Sleeve/tube gastrectomy
Positives
- there are no anastomoses (joins) required to be performed or to heal in
the gut
- may be possible in severely obese patients if bypass is not technically
feasible due to massive intra-abdominal fat
- These patients may potentially not need to be followed up as frequently
as the gastric band or gastric bypass patients
Negatives
- There is a lack of long-term data of this operation as it is newer than the
gastric bypass and gastric band
- There is some concern that the tube of stomach can stretch over time and
cause less restriction to the diet
- There is a long staple line where a large part of the stomach is removed,
and this staple line has the potential risk of leaking, which can be a very
serious complication
Gastric Bypass
Positives
- It probably achieves the greatest excess weight loss at about 60-70%
(hence it tends to be the operation recommended for the massively
obese patients with BMI >50).
Negatives
- It has the highest peri-operative morbidity and mortality rates (although
fairly low, these are is still higher than the gastric band)

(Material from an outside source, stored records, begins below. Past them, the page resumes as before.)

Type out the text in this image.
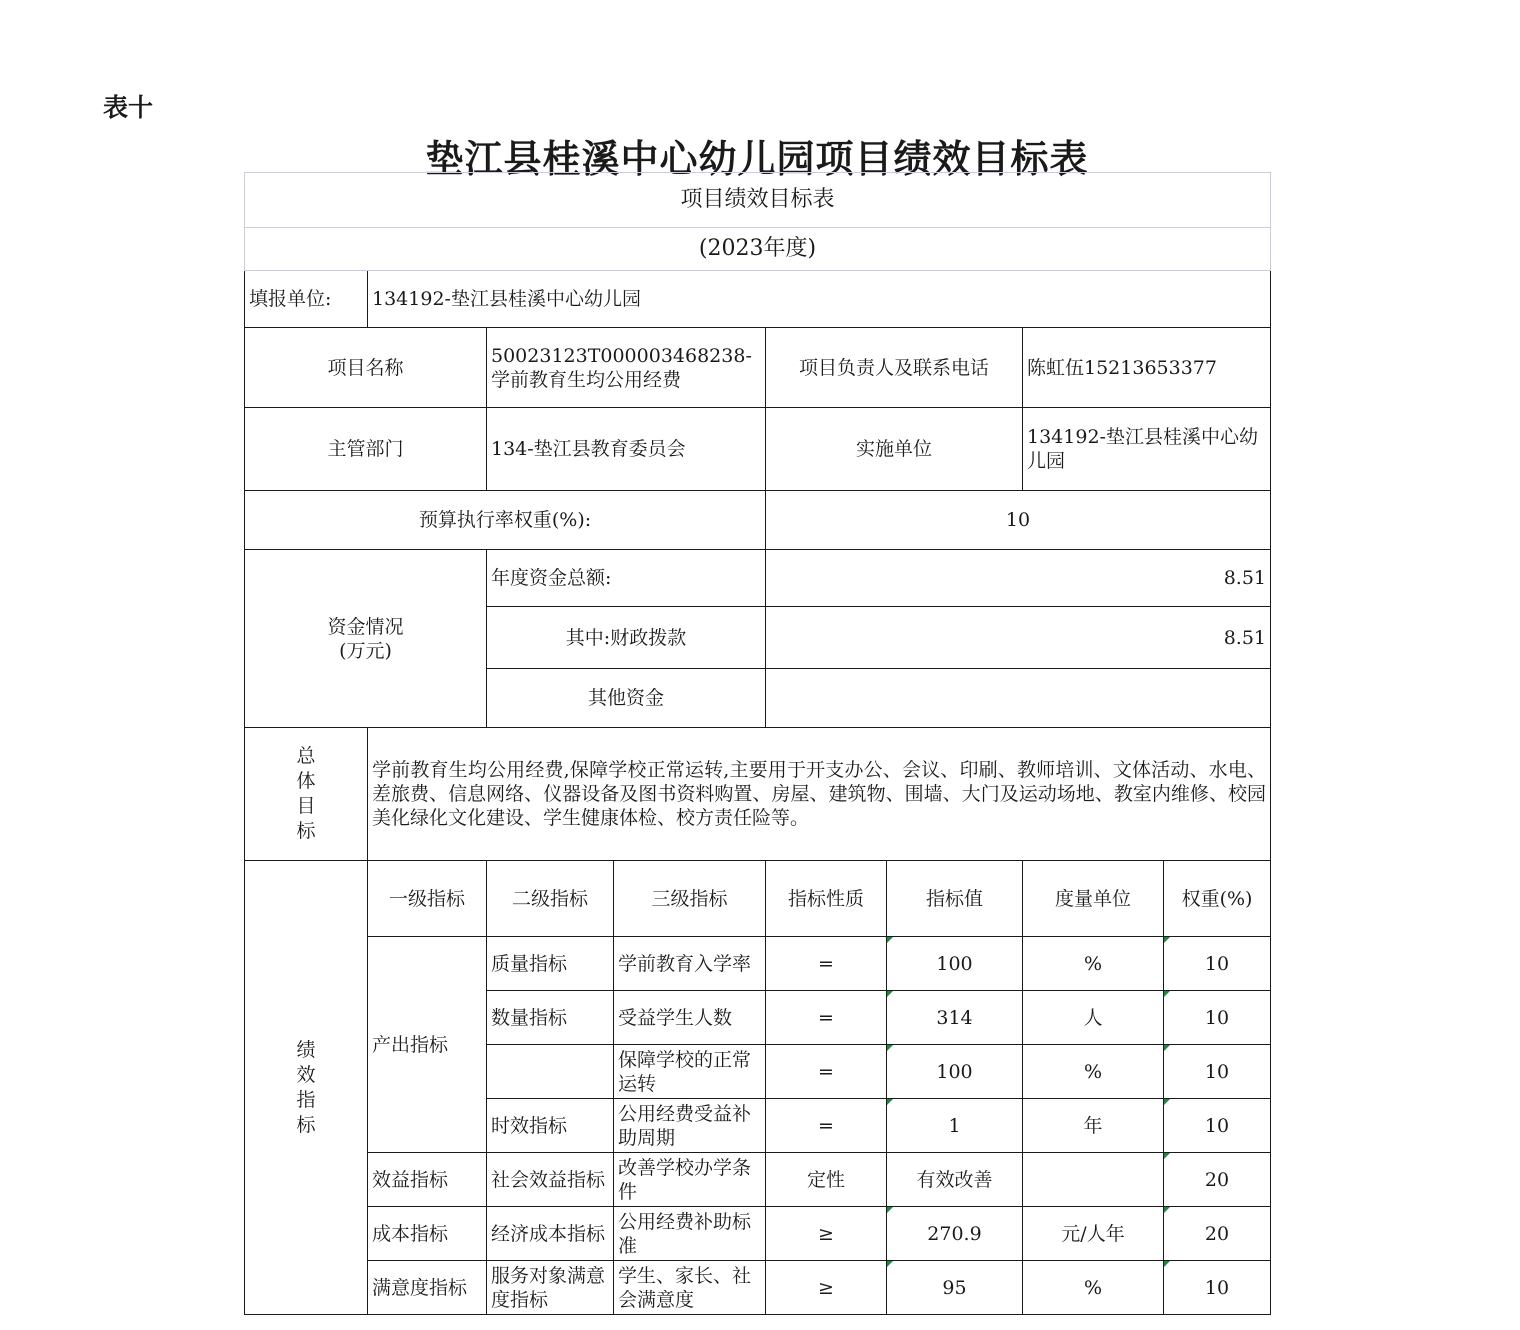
表十
垫江县桂溪中心幼儿园项目绩效目标表
项目绩效目标表							
(2023年度)							
填报单位:	134192-垫江县桂溪中心幼儿园						
项目名称		50023123T000003468238-学前教育生均公用经费		项目负责人及联系电话		陈虹伍15213653377	
主管部门		134-垫江县教育委员会		实施单位		134192-垫江县桂溪中心幼儿园	
预算执行率权重(%):				10			

资金情况
(万元)		年度资金总额:		8.51			
		其中:财政拨款		8.51			
		其他资金					
总
体
目
标	学前教育生均公用经费,保障学校正常运转,主要用于开支办公、会议、印刷、教师培训、文体活动、水电、差旅费、信息网络、仪器设备及图书资料购置、房屋、建筑物、围墙、大门及运动场地、教室内维修、校园美化绿化文化建设、学生健康体检、校方责任险等。						
绩
效
指
标	一级指标	二级指标	三级指标	指标性质	指标值	度量单位	权重(%)
	产出指标	质量指标	学前教育入学率	=	100	%	10
		数量指标	受益学生人数	=	314	人	10
			保障学校的正常运转	=	100	%	10
		时效指标	公用经费受益补助周期	=	1	年	10
	效益指标	社会效益指标	改善学校办学条件	定性	有效改善		20
	成本指标	经济成本指标	公用经费补助标准	≥	270.9	元/人年	20
	满意度指标	服务对象满意度指标	学生、家长、社会满意度	≥	95	%	10
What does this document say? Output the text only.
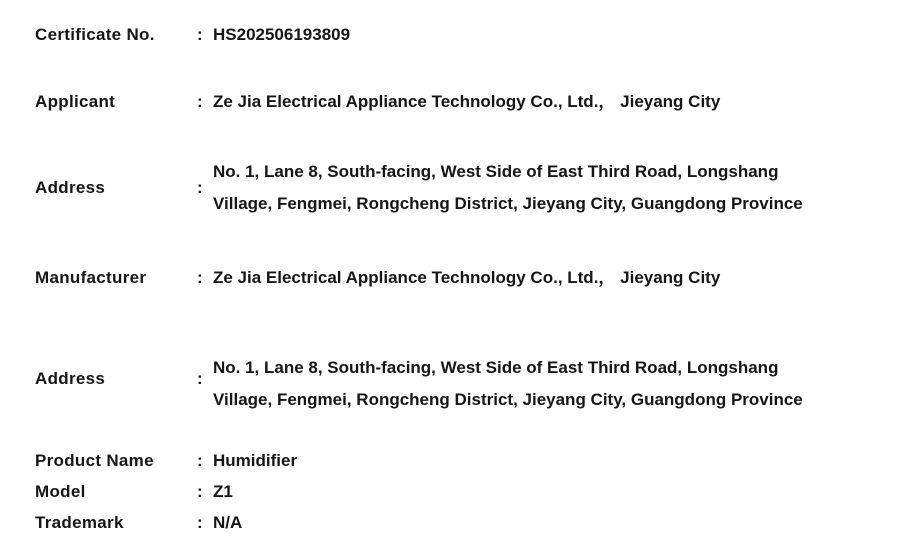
Certificate No.	: HS202506193809
Applicant	: Ze Jia Electrical Appliance Technology Co., Ltd.， Jieyang City
Address	:
No. 1, Lane 8, South-facing, West Side of East Third Road, Longshang
Village, Fengmei, Rongcheng District, Jieyang City, Guangdong Province
Manufacturer	: Ze Jia Electrical Appliance Technology Co., Ltd.， Jieyang City
Address	:
No. 1, Lane 8, South-facing, West Side of East Third Road, Longshang
Village, Fengmei, Rongcheng District, Jieyang City, Guangdong Province
Product Name	: Humidifier
Model	: Z1
Trademark	: N/A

- It has the potential risks of leakage from the staple lines or the (two) joins
or narrowing of one join in particular, there are risk of bowel twisting
around each other, higher risks potentially of malabsorption of important
nutrients and vitamins. Some of these surgical risks can be very serious
or even fatal
- It is essentially not reversible
- Still need relatively frequent follow up by your surgeon and/or dietician to
make sure you are not developing any serious malabsorption syndromes
All surgeries have the risk of failure of loss of weight or risk of regaining lost weight for one reason or another and all surgeries require patient compliance in following the recommended dietary changes. They all also carry the increased risks of surgery that occur with obese patients compared with non-obese.
I hope this helps you to understand what needs to be considered when making your decision but again I stress that you should have a thorough discussion with your surgeon and care team when making this decision.